I did visit with a Webster County farmer last week who related a story where he had attended a soybean meeting and one grower told of his hollowed bean plants breaking off right above the ground and they could not identify the problem. Could it have been charcoal rot or the Dectes stem borer, which has been identified in several surrounding states?

Chitosan

I mentioned that a number of new biological products from several newer companies are going to hit the market this season. Many of those center around chitin or the ability to dissolve chitin, as in the hard shell on a beetle, egg case or beak on a nematode, or a fungal strand of a root rotting pathogen.

Two of these have actually been EPA approved as nematicides and have data to back up their performance. Why such an achievement is important is that we are seeing SCN counts back up to 30,000/ 100 cc of soil even on resistant varieties. That leaves bean growers asking how to respond with very few high yielding Peking varieties available.

The first of these is Nemasan, from O2YS in Georgia, and the second is Varnimo from LidoChem.

Supplies of both are such that any grower hoping to test either of them this season should be able to locate and apply them this spring. With the first mentioned product the nematology team from Miss State tested it against Telone, a high dollar, deadly to soil microbes and soil health product, on peanuts. They listed yields, nematode counts and nut size and counts from the trial. The Nemasan product stomped the hard chemistry product at a fraction of the cost. We hope to place a few plots with their product this spring.

The data on the Varnimo from other states also look good. There need to be a few plots placed using that product to see how it performs on heavy soils with high SCN counts.

Silica News

At our March 12th meeting in Ames where we had a great list of topics and speakers, one of the guests worked with Redox Chemical. He covers Michigan, Wisconsin and points east including Japan. During his talk he enumerated the benefits he saw with crops sprayed with their Si product. It still left questions about the increase in yields and the corn plants’ ability to form sugars. In the literature there was a well-documented article by Dr. Guy E. Abraham, MD entitled ‘The Importance of Bio-Available Silica in Human Health. On page 2 he discussed the role of the mineral in plants:

The Silica Cycle”

‘The silica cycle begins with the uptake of bioactive silica, that is mono-orthosilicic acid, by roots of plants. Below a pH of 9, mono-orthosilicic acid, hereafter called silicic acid, exists in its free form in water up to saturation (100 PPM). After translocation, condensation, and precipitation in plant tissues, silicic acid performs several important functions.

Structural: Silica contributes compression-resistance and rigidity to the cell walls which aids in photosynthesis by improving light interception. It also renders the plant drought-resistant.

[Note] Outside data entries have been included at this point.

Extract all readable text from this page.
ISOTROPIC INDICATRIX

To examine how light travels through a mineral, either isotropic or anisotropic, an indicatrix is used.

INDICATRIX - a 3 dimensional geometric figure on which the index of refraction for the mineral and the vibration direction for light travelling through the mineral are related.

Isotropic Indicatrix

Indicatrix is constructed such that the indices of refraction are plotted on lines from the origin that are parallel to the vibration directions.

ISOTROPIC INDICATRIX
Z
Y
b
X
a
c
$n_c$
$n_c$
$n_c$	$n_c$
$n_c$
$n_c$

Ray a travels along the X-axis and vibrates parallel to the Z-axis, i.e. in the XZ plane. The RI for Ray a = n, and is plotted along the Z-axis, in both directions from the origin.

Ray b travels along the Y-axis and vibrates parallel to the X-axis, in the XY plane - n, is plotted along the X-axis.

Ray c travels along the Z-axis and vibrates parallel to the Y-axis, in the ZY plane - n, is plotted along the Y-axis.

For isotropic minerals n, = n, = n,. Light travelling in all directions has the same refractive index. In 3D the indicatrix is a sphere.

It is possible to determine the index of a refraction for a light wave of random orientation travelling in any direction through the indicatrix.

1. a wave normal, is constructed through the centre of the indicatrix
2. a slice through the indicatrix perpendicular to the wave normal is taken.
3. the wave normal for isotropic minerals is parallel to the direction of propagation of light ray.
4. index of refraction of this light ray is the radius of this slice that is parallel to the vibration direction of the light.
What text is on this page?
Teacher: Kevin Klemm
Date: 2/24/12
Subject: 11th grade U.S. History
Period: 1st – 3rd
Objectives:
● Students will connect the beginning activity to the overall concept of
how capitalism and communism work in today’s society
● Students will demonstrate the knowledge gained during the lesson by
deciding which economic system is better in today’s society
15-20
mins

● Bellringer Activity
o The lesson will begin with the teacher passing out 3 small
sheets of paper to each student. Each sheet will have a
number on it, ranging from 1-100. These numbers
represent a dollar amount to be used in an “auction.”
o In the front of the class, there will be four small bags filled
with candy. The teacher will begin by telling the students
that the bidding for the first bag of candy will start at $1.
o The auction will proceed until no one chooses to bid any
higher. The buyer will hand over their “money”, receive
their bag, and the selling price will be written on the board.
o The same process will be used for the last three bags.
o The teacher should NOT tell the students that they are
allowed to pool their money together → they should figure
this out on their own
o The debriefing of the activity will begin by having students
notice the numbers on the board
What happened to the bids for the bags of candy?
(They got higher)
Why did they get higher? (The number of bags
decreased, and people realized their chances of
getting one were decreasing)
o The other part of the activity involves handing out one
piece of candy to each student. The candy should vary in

Physiological: The presence of silica reduces evaporation and transpiration, therefore conserving tissue water. It also promotes oxygen availability via the roots through increased rigidity of the air canals.

Protective: Silica increases the resistance to pathogens, insects, and mollucs. It also protects the plants from toxicity of excess metals, such as manganese and iron, by distributing these oxides evenly in plants tissues, increasing their solubility. Silicic acid also forms a silicate coating around micro-particles of the oxides of these metals, increasing their stability, preventing aggregation and precipitation. These microscopic amorphous particles of silica, and the other silica-containing plant tissues, return The Importance of Bioactive Silicates in Human Health to the soil for recycling after the death and decay of plants.’

Now all of a sudden the different observations made by farmers and agronomists last year were confirmed, which should benefit us and medical practitioners. We will be posting the 8 page article to our website.